Wednesday, January 14, 2009

Chicago Review: Rodefer!

Fans (oh yes, count me as one) of the ever-enthralling Stephen Rodefer would do well to grab a copy of the latest Chicago Review, which has an enormous feature on Rodefer – lots of stuff, including an interview with Rodefer, critical essays on his work by Keston Sutherland and David Georgi, two essays and four poems by Rodefer himself, a memoir by Fanny Howe and a checklist.

And there's more: poems by Rae Armantrout, Carl Phillips, Ange Mlinko, Endi Hartigan, John Tipton, Joanna Klink, Alice Notley, Paul Éluard (translated by Robert Huddleston) and Elizabeth Arnold.
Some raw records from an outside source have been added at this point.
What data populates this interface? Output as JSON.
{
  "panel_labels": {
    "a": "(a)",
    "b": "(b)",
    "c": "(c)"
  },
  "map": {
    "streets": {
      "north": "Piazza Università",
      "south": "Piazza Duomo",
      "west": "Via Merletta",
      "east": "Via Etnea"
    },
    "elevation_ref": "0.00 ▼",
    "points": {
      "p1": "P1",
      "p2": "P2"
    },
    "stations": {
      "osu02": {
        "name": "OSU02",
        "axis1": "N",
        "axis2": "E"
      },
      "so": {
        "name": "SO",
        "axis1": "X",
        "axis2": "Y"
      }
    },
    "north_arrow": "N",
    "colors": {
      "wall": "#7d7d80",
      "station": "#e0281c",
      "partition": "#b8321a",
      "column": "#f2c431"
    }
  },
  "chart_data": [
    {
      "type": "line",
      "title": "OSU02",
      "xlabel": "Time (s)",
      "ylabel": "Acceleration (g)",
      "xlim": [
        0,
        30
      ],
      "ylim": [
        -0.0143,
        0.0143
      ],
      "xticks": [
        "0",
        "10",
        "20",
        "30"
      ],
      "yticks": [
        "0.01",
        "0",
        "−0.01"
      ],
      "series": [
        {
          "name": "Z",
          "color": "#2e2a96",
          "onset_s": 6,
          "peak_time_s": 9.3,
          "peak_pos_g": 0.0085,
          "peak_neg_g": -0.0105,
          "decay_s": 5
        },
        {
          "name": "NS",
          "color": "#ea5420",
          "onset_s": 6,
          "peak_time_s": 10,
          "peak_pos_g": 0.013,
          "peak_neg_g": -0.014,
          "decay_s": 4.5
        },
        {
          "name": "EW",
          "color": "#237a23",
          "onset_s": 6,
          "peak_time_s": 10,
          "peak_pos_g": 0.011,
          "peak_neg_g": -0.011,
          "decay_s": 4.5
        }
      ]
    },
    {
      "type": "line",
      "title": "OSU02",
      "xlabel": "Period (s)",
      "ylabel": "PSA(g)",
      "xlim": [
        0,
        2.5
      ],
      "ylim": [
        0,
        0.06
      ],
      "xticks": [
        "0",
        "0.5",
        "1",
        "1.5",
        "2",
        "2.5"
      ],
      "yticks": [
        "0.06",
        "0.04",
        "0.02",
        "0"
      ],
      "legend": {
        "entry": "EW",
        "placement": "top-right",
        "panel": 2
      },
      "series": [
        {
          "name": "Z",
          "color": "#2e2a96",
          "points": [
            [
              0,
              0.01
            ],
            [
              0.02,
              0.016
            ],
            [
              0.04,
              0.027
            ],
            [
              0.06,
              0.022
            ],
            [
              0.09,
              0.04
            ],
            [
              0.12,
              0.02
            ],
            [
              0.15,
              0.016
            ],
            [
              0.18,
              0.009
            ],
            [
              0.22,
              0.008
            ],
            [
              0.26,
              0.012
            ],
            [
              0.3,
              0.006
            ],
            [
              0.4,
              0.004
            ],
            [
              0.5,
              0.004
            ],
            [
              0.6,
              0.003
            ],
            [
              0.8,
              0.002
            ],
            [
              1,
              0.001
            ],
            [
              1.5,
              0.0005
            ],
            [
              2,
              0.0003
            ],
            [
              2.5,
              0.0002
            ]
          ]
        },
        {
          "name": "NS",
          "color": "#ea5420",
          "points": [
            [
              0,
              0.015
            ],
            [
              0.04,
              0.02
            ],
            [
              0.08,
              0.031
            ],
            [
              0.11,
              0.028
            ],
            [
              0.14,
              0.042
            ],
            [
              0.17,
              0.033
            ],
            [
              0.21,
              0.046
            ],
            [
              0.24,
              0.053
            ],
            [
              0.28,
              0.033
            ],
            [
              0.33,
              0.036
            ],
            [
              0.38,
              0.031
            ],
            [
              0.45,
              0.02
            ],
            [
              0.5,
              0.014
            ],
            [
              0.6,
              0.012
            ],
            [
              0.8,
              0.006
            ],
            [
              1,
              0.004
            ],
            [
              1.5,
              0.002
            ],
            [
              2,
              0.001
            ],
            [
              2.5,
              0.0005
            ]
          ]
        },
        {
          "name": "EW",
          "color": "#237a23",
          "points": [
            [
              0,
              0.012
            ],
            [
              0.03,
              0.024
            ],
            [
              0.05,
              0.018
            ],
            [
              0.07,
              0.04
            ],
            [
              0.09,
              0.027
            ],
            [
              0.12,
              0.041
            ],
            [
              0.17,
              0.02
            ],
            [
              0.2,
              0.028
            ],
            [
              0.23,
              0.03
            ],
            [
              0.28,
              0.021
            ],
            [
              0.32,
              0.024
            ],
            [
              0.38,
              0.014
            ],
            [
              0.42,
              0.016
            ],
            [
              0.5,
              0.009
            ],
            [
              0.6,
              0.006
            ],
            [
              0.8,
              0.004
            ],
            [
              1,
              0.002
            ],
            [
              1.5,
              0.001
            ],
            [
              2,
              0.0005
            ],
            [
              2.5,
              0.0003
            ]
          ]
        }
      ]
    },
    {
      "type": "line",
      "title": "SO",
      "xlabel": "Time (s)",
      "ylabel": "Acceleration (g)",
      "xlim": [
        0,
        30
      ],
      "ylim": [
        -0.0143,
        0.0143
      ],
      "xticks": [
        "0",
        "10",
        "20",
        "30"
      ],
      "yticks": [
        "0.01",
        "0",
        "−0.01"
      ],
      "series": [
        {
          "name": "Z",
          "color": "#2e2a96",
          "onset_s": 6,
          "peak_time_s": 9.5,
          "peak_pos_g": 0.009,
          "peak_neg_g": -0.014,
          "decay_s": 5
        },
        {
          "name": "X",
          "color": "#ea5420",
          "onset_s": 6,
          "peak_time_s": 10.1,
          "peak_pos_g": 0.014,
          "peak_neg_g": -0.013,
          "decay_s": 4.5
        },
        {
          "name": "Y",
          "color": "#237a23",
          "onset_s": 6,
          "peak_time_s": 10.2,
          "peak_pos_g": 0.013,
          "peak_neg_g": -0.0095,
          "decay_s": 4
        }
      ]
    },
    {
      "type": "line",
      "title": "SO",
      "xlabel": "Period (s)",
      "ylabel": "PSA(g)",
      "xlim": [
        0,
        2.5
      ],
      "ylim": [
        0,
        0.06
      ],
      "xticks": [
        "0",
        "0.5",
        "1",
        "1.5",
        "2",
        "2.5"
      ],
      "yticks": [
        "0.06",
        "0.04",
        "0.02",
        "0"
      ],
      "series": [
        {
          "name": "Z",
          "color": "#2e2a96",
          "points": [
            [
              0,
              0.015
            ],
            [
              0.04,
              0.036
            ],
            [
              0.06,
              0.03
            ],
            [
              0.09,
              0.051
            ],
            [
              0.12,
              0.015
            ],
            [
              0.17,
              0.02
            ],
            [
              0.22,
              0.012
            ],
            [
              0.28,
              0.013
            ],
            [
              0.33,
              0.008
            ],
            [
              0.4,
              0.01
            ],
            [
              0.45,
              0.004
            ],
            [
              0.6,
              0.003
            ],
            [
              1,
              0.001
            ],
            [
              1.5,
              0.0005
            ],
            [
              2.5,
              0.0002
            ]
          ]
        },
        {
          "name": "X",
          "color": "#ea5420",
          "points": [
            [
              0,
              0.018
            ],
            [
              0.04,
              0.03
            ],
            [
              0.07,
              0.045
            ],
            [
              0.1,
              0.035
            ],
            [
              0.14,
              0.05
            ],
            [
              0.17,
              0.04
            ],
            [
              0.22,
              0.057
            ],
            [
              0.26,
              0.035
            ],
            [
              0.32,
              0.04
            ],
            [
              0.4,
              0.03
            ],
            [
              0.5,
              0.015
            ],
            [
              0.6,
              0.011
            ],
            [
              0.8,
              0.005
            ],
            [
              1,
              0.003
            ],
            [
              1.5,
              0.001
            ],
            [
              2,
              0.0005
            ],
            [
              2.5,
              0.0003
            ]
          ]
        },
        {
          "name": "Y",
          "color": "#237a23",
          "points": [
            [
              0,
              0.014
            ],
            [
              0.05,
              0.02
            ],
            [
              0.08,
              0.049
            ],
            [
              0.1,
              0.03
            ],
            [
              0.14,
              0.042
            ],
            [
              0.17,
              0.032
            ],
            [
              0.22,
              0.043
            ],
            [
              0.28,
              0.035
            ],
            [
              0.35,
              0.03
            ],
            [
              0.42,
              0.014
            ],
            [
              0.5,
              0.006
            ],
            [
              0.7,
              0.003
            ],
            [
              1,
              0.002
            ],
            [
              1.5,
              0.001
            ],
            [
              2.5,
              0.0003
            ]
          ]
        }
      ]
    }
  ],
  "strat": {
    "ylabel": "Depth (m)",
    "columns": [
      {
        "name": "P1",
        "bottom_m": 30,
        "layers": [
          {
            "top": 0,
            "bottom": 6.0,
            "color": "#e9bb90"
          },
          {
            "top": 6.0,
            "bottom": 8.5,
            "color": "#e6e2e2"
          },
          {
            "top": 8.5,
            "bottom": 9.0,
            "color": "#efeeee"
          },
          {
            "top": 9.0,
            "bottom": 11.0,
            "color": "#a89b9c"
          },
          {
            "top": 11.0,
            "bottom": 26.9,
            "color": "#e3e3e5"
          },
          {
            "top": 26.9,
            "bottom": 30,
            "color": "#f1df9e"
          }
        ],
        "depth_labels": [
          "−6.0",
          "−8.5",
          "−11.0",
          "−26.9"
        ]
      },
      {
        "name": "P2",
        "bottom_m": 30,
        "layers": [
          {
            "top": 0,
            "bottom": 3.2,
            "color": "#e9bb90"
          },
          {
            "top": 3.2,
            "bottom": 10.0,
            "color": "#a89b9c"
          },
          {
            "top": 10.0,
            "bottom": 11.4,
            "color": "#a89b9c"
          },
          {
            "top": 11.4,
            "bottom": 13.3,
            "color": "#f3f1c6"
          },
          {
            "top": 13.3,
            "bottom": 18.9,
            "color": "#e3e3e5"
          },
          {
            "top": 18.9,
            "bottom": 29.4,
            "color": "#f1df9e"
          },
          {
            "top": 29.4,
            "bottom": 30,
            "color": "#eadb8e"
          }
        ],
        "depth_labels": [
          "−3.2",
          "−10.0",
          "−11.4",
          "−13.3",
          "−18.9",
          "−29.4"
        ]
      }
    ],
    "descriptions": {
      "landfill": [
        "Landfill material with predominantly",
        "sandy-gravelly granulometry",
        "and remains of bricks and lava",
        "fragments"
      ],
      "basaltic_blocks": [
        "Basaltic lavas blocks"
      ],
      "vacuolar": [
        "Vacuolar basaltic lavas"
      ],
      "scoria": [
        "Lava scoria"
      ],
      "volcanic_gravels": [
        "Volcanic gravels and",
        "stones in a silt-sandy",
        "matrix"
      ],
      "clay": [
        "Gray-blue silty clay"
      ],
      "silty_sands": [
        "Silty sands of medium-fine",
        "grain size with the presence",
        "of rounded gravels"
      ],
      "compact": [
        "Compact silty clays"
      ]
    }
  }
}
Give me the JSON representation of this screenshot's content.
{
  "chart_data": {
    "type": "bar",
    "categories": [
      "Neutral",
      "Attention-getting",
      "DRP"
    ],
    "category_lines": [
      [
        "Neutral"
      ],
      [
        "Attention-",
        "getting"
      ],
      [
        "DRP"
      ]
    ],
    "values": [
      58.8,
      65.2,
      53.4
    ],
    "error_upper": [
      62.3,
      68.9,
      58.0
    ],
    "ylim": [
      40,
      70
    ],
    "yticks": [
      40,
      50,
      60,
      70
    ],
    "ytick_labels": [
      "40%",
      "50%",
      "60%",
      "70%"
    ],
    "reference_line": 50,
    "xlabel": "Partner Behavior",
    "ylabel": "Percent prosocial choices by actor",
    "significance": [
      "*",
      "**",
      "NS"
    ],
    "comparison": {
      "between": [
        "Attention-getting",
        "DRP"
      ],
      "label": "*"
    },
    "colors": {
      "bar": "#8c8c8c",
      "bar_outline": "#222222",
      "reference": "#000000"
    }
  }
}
And my own review of John Matthias's latest, strong collection, Kedging: New Poems.
***
A reminder to Britons, & those who might be drifting thru southern England late next week, that the place to be for the Zukofskynalia this year (that's 23 January, Zukofsky's birthday – 105 if you're counting) is the University of Sussex, where their Centre for Modernist Studies'll be celebrating the event with a performance – by Sean Bonney, Ken Edwards, Daniel Kane and Francesca Beasley, with Kerry Yong on harpsichord – of "A"-24. There'll also be talks by Harry Gilonis, Jeff Hilson, the indispensible Jeff Twitchell-Waas, and Tim Woods. 

And by yr. humble blogger, as well. Someone tell me what the weather's like there; should I bring socks?

Saturday, September 13, 2008

John Matthias: Kedging: New Poems

Kedging: New Poems, John Matthias (Salt, 2007)

[42/100]

Matthias is one of the last true-blue high modernists, along with a handful of others, including Christopher Middleton & John Peck. And he's the most quotational, referential, & paratactic of the lot – in short, the most Poundian (or David Jonesian). Happily, he long ago cured himself of the Poundian-Olsonian urge to Make the World a Better Place Thru Poetry, & can turn the machinery of association to the ends of instruction (we learn lots of stuff in these poems, about lots of sometimes arcane matters) and delight – and they're lots of fun, the big "Laundry Lists and Manifestoes" & "Kedging in Time," poems that form the core of this new collection. High spirits abound, but shot thru with moments of piercing melancholia.

[A shorter note on Matthias than I'd prefer, but my full-length review of Kedging will be in the next Chicago Review.]